Obama tem sido de exemplar prudência desde sua eleição. Valendo-se do escudo de que os Estados Unidos só podem ter um presidente de cada vez, tem evitado se pronunciar sobre coisas complicadas. No dia 20 de janeiro termina o tempo para esse tipo de tática. Obama terá de começar a fazer escolhas que inevitavelmente desagradarão alguns segmentos que até agora o apóiam. Ele, que tem sido o grande articulador de alianças e o arquiteto de convergências, começará a ter o desafio de fazer difíceis e, quase sempre, imperfeitas opções.

Some-se a isso o ressentimento das forças conservadoras e o rancor residual dos grupos movidos por preconceitos raciais, ambos pelo momento derrotados ¿ mas não eliminados ¿ e temos um conjunto poderoso de forças de oposição.

Se é fácil imaginar qual será o menu inicial da nova administração, não é difícil prever alguns dos temas que não deverão compor a pauta inicial. Entre eles estará a América Latina, em seu conjunto, com a possível exceção de algumas questões migratórias e de tráfico de drogas dentro, sobretudo, do relacionamento com o México e com o Caribe.

O Brasil não deverá ver nisso sinal de sua relativa falta de importância para os Estados Unidos.
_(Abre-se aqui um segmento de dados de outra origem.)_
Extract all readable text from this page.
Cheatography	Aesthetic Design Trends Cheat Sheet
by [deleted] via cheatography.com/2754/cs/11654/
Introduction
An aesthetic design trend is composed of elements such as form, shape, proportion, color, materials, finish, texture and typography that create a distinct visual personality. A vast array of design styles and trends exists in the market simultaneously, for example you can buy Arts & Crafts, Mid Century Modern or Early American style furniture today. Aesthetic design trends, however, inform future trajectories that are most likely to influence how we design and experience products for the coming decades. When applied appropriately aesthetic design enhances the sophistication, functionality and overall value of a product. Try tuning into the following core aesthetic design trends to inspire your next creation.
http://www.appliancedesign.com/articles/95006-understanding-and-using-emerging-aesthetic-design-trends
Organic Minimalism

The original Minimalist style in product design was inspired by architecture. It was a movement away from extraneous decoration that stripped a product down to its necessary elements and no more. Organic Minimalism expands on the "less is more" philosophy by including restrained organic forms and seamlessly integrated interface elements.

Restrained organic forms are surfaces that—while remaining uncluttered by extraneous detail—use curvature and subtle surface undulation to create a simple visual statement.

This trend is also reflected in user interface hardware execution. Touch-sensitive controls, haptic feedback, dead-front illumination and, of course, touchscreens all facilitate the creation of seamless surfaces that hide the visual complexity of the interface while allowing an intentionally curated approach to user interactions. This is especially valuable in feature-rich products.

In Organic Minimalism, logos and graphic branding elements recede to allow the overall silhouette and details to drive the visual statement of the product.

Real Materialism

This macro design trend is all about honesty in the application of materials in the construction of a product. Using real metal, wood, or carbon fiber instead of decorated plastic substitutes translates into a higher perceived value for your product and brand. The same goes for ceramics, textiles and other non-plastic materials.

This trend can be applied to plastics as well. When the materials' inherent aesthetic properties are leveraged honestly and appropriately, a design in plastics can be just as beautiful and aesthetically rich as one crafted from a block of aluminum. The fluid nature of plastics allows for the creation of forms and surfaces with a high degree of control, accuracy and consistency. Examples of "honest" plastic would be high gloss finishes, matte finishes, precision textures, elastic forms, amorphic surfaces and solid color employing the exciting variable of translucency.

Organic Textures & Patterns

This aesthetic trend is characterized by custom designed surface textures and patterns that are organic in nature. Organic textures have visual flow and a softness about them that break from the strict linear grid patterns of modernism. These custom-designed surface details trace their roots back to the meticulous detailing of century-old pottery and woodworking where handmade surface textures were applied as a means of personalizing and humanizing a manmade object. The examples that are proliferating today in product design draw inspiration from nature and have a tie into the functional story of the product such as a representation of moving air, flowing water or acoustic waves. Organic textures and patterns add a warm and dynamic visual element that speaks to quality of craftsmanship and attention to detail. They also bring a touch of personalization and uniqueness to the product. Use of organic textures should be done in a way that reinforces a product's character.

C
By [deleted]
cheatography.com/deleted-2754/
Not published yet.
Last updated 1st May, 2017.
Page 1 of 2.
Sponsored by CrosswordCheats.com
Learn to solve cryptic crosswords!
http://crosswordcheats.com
É uma indicação, apenas, de que nossa agenda bilateral ¿ certamente importante para ambos ¿ não reclama tratamento imediato.

É desejável que Obama tenha com o presidente (ou presidentes) do Brasil que coincida com seu mandato a mesma relação fluida e fácil que tiveram Clinton e FHC, Lula e Bush. É importante para nós (e para eles) conservar a qualidade desse relacionamento pessoal. Também, no nível de ministros de Relações Exteriores, Hillary Clinton deverá continuar a manter o bom entendimento que tiveram Lampreia e Lafer com Madeleine Albright e Colin Powell, e Celso Amorim com Condolezza Rice.

Onde imagino que Obama e o Brasil encontrem o principal terreno de ação imediata é dentro do G-20, colegiado que procurará tirar o mundo da profunda crise econômica em que se encontra. Será, imagino, dentro dele, que Washington e Brasília irão buscar, no primeiro momento, identidades em seus planos de ação e criar afinidades de estilo.

Obama não conhece pessoalmente o Brasil. Não tenho memória de alguma visita sua ao nosso país. Não temos, com ele, um passado de contatos. É, assim, uma relação a ser inteiramente construída.

Hillary Clinton está familiarizada com nossos desafios e oportunidades. Para nós, seu papel será importante.

Como somos as duas maiores democracias presidencialistas do mundo, a qualidade da relação pessoal entre os primeiros mandatários importa sempre. Desta vez, o presidente dos Estados Unidos, moço, mestiço, vigoroso e otimista, tem muito que ver conosco e não será difícil estabelecermos com ele um relacionamento próximo e denso. O que será bom para os dois países.

Renovo minha torcida. Se Obama fracassar, vai levar muito tempo para pôr a casa em ordem. O que não será bom nem para os Estados Unidos, nem para nós. No mundo globalizado, o Brasil pesa cada vez mais e está cada vez mais entrelaçado com os temas de alcance mundial. Manter a qualidade da relação bilateral com Washington é o que há de mais importante a fazer.no curtíssimo prazo.